Getting a bank loan is still a struggle for many women who own businesses.
Kirsten Curry has had three rejections in the past six months and is waiting to hear from a fourth bank. Curry, owner of Seattle-based Leading Retirement Solutions, has applied to national banks, a regional bank and a credit union. The problem is that her 8-year-old retirement advisory firm lost money last year as it invested in technology to help it expand. Although revenue has consistently risen and her company has no debt, her expenses last year were a red flag.
“Though we know we’re going to see growth, it’s not necessarily guaranteed,” Curry says.
A survey of businesses conducted this summer and released Wednesday found that 30 percent of companies owned by women were able to get bank loans during the previous three months, compared to half of all the owners surveyed. The survey conducted by researchers at Pepperdine University’s Graziadio School of Business and Management and Dun & Bradstreet Corp. questioned owners of companies with up to $100 million in annual revenue.
Only 21 percent of the women surveyed said they expected it will be easy to raise debt financing — essentially loans — in the next six months, compared to 44 percent of all companies. Fewer of those owners said they were likely to pursue a bank loan, at 67 percent compared to 75 percent of all owners.

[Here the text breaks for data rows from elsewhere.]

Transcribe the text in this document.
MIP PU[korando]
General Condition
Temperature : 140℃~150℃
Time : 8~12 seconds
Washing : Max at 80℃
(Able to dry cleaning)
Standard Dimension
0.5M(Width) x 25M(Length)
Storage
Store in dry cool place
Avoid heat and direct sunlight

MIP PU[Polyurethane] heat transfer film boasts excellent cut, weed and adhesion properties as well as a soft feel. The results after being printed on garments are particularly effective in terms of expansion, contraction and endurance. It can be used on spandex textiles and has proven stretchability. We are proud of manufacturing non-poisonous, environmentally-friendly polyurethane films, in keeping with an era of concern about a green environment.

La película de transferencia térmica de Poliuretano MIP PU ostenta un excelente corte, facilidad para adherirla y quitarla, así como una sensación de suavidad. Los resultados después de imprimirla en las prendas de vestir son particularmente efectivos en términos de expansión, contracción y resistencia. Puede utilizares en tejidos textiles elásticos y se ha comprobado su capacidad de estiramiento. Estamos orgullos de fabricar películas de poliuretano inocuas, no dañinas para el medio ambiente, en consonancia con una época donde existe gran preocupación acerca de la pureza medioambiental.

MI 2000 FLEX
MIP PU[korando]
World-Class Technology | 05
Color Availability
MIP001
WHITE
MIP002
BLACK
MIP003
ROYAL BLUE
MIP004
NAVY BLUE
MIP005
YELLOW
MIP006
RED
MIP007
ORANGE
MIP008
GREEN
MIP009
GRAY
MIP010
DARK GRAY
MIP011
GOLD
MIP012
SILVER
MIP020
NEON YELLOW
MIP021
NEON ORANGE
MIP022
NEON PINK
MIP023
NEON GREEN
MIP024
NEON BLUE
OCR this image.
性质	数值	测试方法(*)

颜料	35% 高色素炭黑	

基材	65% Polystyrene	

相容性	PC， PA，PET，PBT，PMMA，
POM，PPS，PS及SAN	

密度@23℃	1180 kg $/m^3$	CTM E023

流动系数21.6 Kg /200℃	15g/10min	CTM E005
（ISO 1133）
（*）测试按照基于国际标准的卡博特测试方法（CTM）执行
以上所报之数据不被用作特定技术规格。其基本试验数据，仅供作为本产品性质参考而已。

Women were also more pessimistic about the impact on their companies of not being able to get financing — 64 percent predicted slower growth versus 44 percent of all business owners. Many women will turn to personal savings, friends and family, credit cards and other alternatives. Curry isn’t optimistic about an approval from the fourth bank, so she and her finance manager, Jaime Humphrey, are working with a referral program to link them up with other banks.
The number of U.S. businesses owned by women grew nearly 27 percent from 2007 to 2012, rising to nearly 10 million from 7.8 million, according to the most recent Census Bureau figures. The total number of businesses grew less than 2 percent.
There aren’t official tallies of lending to companies owned by women. Under federal anti-discrimination laws, banks cannot ask loan applicants about their gender, race or ethnic background. Agencies including the Federal Deposit Insurance Corp. compile statistics on small business lending but those don’t reflect gender or other demographic information or whether companies obtained loans or had their applications denied.
Banks track lending to women through their own surveys. Bank of Americafound this year that 11 percent of owners who are women applied for loans the past two years versus 13 percent of owners who are men. Some banks have realized they need to be more aggressive in lending to businesses owned by women; Wells Fargo set a goal of $55 billion in loans by 2020, but surpassed that number in 2013, spokesman Jim Seitz says.
The financing issues come on top of the struggles small businesses historically have had getting bank loans. It’s especially the case for the newest companies without track records showing years of rising revenue and profits — and since women have been starting companies at a high rate in the past decade, many have young businesses. They also may not have developed a long relationship with bank branch managers who might advocate for them with loan underwriters.